CES de Las Vegas 2016 : l’automobile éclipse la high tech

La voiture autonome selon Volvo

La voiture autonome selon Volvo

CES de Las Vegas : les voitures connectées, autonomes et électriques seront les véritables stars du plus grand salon mondial de l’électronique grand public, à partir de mercredi. Constructeurs et géants du net y feront des annonces majeures, confirmant que c’est bien par la technologie que le secteur de l’automobile s’apprête à vivre sa révolution.

Traditionnellement, le Consumer Electronics Show (CES), qui se tient tous les ans à Las Vegas début janvier, représente une rampe de lancement formidable pour les nouveaux produits des marques de l’électronique grand public (informatique, électronique, domotique…). Ce salon, le premier de l’année et le plus important car révélateur des grandes tendances à venir, se distingue par l’éclosion de tout un tas d’objets et de services innovants, parfois insolites et dispensables, parfois géniaux. Certains, à l’image drones Parrot ou des objets connectés Netatmo et Withings, trouveront ensuite le succès. D’autres retomberont dans l’oubli.

Cette année, la donne est un peu différente. Bien sûr, la présence de centaines de startups issues des quatre coins de la planète, dont une délégation française particulièrement fournie, offrira sans nul doute son lot de pépites, notamment dans les objets connectés. Mais un autre secteur, toujours présent au CES mais peu habitué à prendre la lumière, pourrait cette fois leur voler la vedette : l’automobile.

Tesla défié dans la voiture électrique

Il faut dire que l’industrie automobile semble fin prête pour accélérer sa révolution numérique et énergétique. Ainsi, c’est au CES du 6 au 9 janvier prochains, et non au mythique Salon de l’automobile de Detroit, qui se tiendra à la fin du mois, que Ford, BMW, Mercedes, Audi ou encore Volkswagen s’apprêtent à révéler quelques innovations majeures. Un indice qui en dit long sur la nature de la révolution à l’œuvre dans l’automobile. Désormais, il s’agit moins « d’améliorer sans cesse les performances des voitures que de mieux les connecter à leur environnement », comme l’indique une étude de décembre 2015 du cabinet Strategy& sur le marché automobile.

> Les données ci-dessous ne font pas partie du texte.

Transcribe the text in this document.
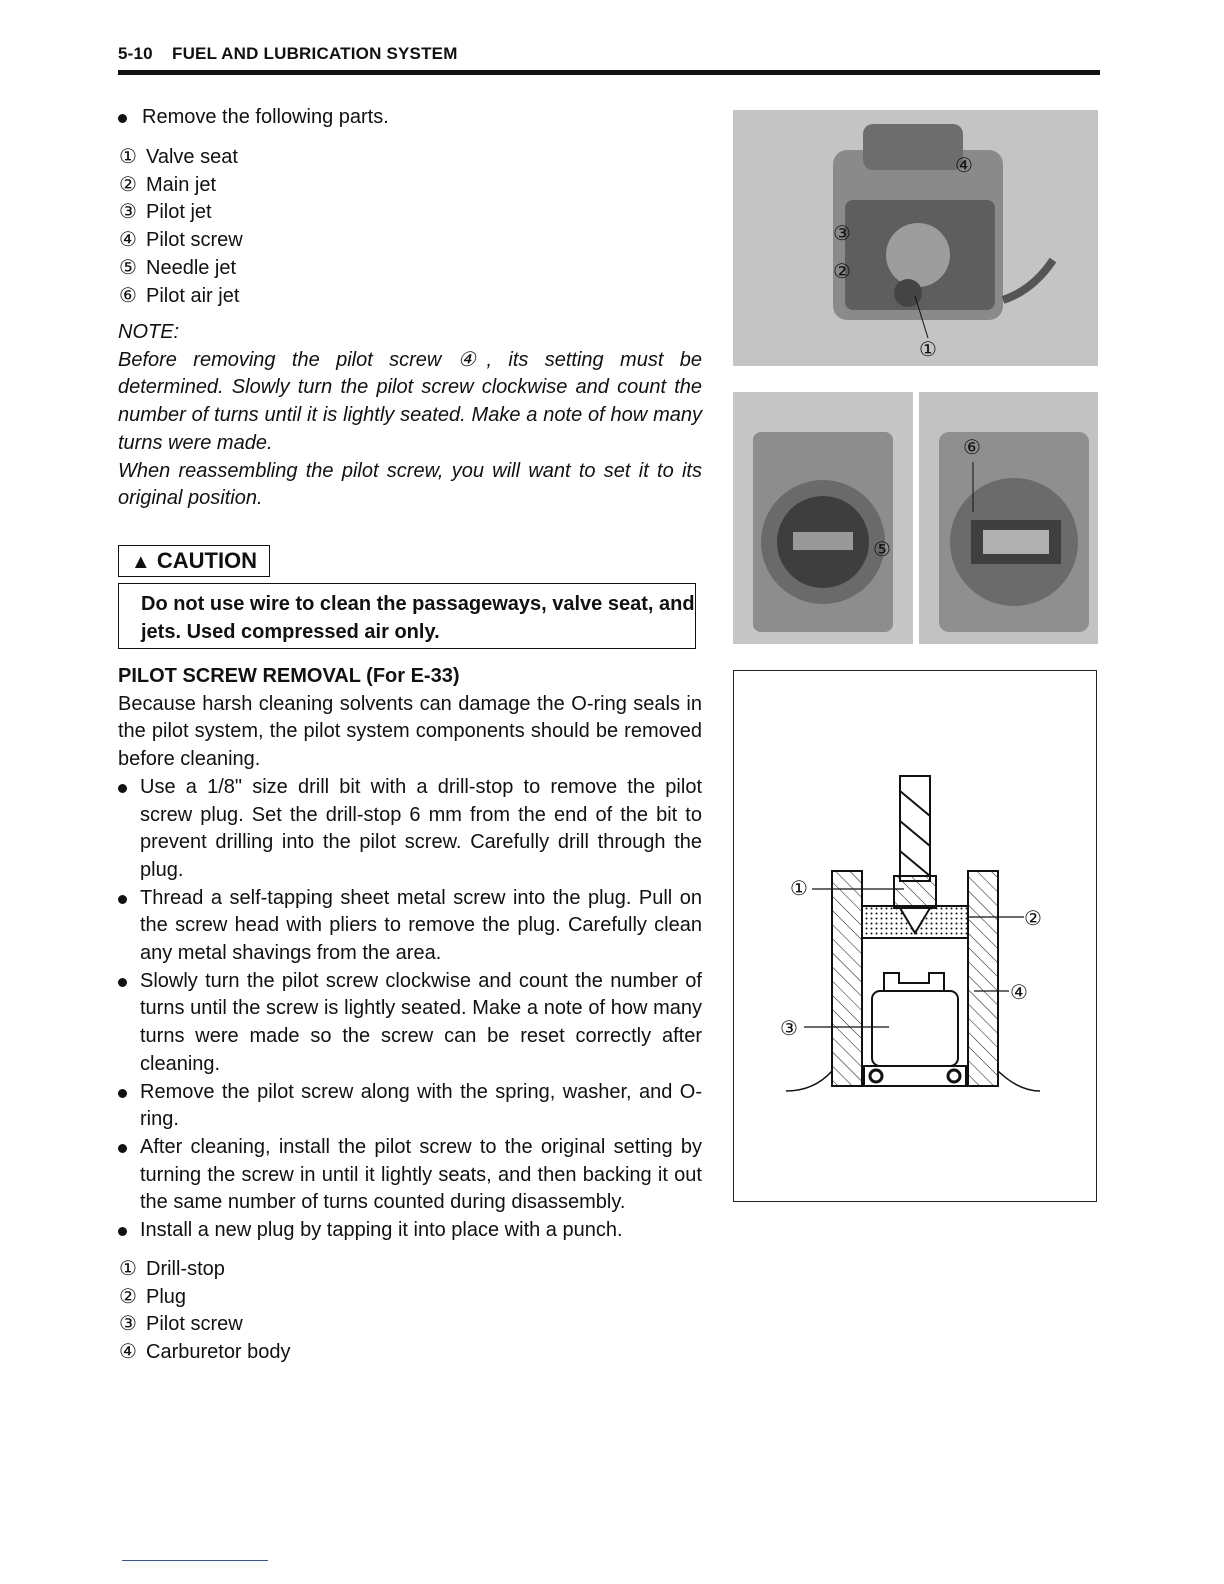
5-10 FUEL AND LUBRICATION SYSTEM
Remove the following parts.
① Valve seat
② Main jet
③ Pilot jet
④ Pilot screw
⑤ Needle jet
⑥ Pilot air jet
NOTE:
Before removing the pilot screw ④, its setting must be determined. Slowly turn the pilot screw clockwise and count the number of turns until it is lightly seated. Make a note of how many turns were made.
When reassembling the pilot screw, you will want to set it to its original position.
▲ CAUTION
Do not use wire to clean the passageways, valve seat, and jets. Used compressed air only.
PILOT SCREW REMOVAL (For E-33)
Because harsh cleaning solvents can damage the O-ring seals in the pilot system, the pilot system components should be removed before cleaning.
Use a 1/8" size drill bit with a drill-stop to remove the pilot screw plug. Set the drill-stop 6 mm from the end of the bit to prevent drilling into the pilot screw. Carefully drill through the plug.
Thread a self-tapping sheet metal screw into the plug. Pull on the screw head with pliers to remove the plug. Carefully clean any metal shavings from the area.
Slowly turn the pilot screw clockwise and count the number of turns until the screw is lightly seated. Make a note of how many turns were made so the screw can be reset correctly after cleaning.
Remove the pilot screw along with the spring, washer, and O-ring.
After cleaning, install the pilot screw to the original setting by turning the screw in until it lightly seats, and then backing it out the same number of turns counted during disassembly.
Install a new plug by tapping it into place with a punch.
① Drill-stop
② Plug
③ Pilot screw
④ Carburetor body
④
③
②
①
⑤
⑥
①
②
③
④
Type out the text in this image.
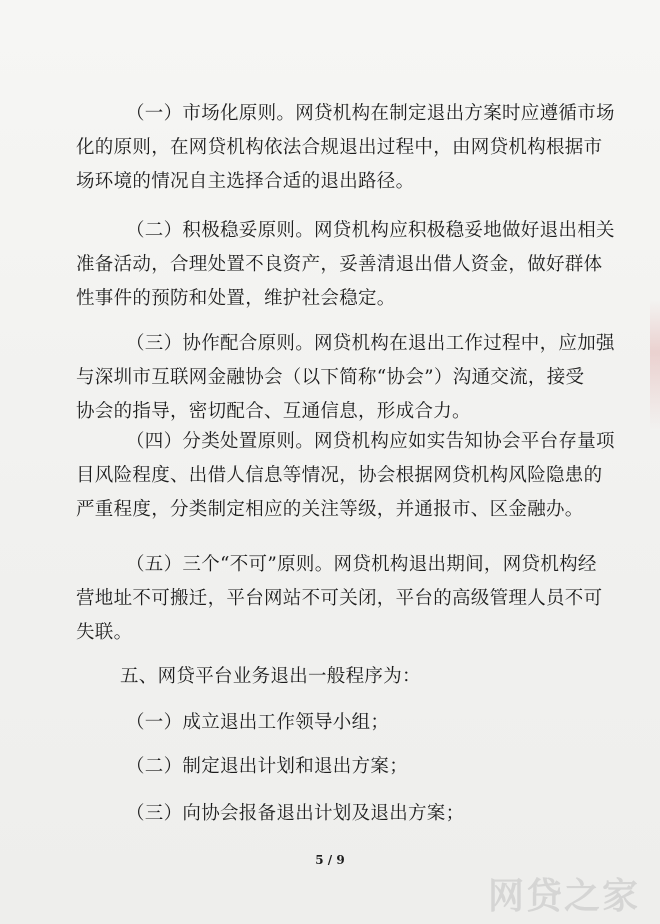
（一）市场化原则。网贷机构在制定退出方案时应遵循市场
化的原则，在网贷机构依法合规退出过程中，由网贷机构根据市
场环境的情况自主选择合适的退出路径。
（二）积极稳妥原则。网贷机构应积极稳妥地做好退出相关
准备活动，合理处置不良资产，妥善清退出借人资金，做好群体
性事件的预防和处置，维护社会稳定。
（三）协作配合原则。网贷机构在退出工作过程中，应加强
与深圳市互联网金融协会（以下简称“协会”）沟通交流，接受
协会的指导，密切配合、互通信息，形成合力。
（四）分类处置原则。网贷机构应如实告知协会平台存量项
目风险程度、出借人信息等情况，协会根据网贷机构风险隐患的
严重程度，分类制定相应的关注等级，并通报市、区金融办。
（五）三个“不可”原则。网贷机构退出期间，网贷机构经
营地址不可搬迁，平台网站不可关闭，平台的高级管理人员不可
失联。
五、网贷平台业务退出一般程序为：
（一）成立退出工作领导小组；
（二）制定退出计划和退出方案；
（三）向协会报备退出计划及退出方案；
5 / 9
网贷之家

Plusieurs prototypes de véhicules innovants sont attendus au CES dans les prochains jours. Du côté des véhicules électriques, General Motors et Volkswagen vont dévoiler leur propre alternative à Tesla, tandis qu’un nouveau venu, le chinois Fadaray Future, se lancera dans la course. GM présentera Chevy Bolt, qui s’affirme comme l’une des premières voitures électriques abordables pour le grand-public et capable de rouler sur plus de 300 kilomètres sans recharge. Enfin, Volkswagen dévoilera Budd.e, son nouveau combi électrique qui ambitionne également de conquérir le grand public.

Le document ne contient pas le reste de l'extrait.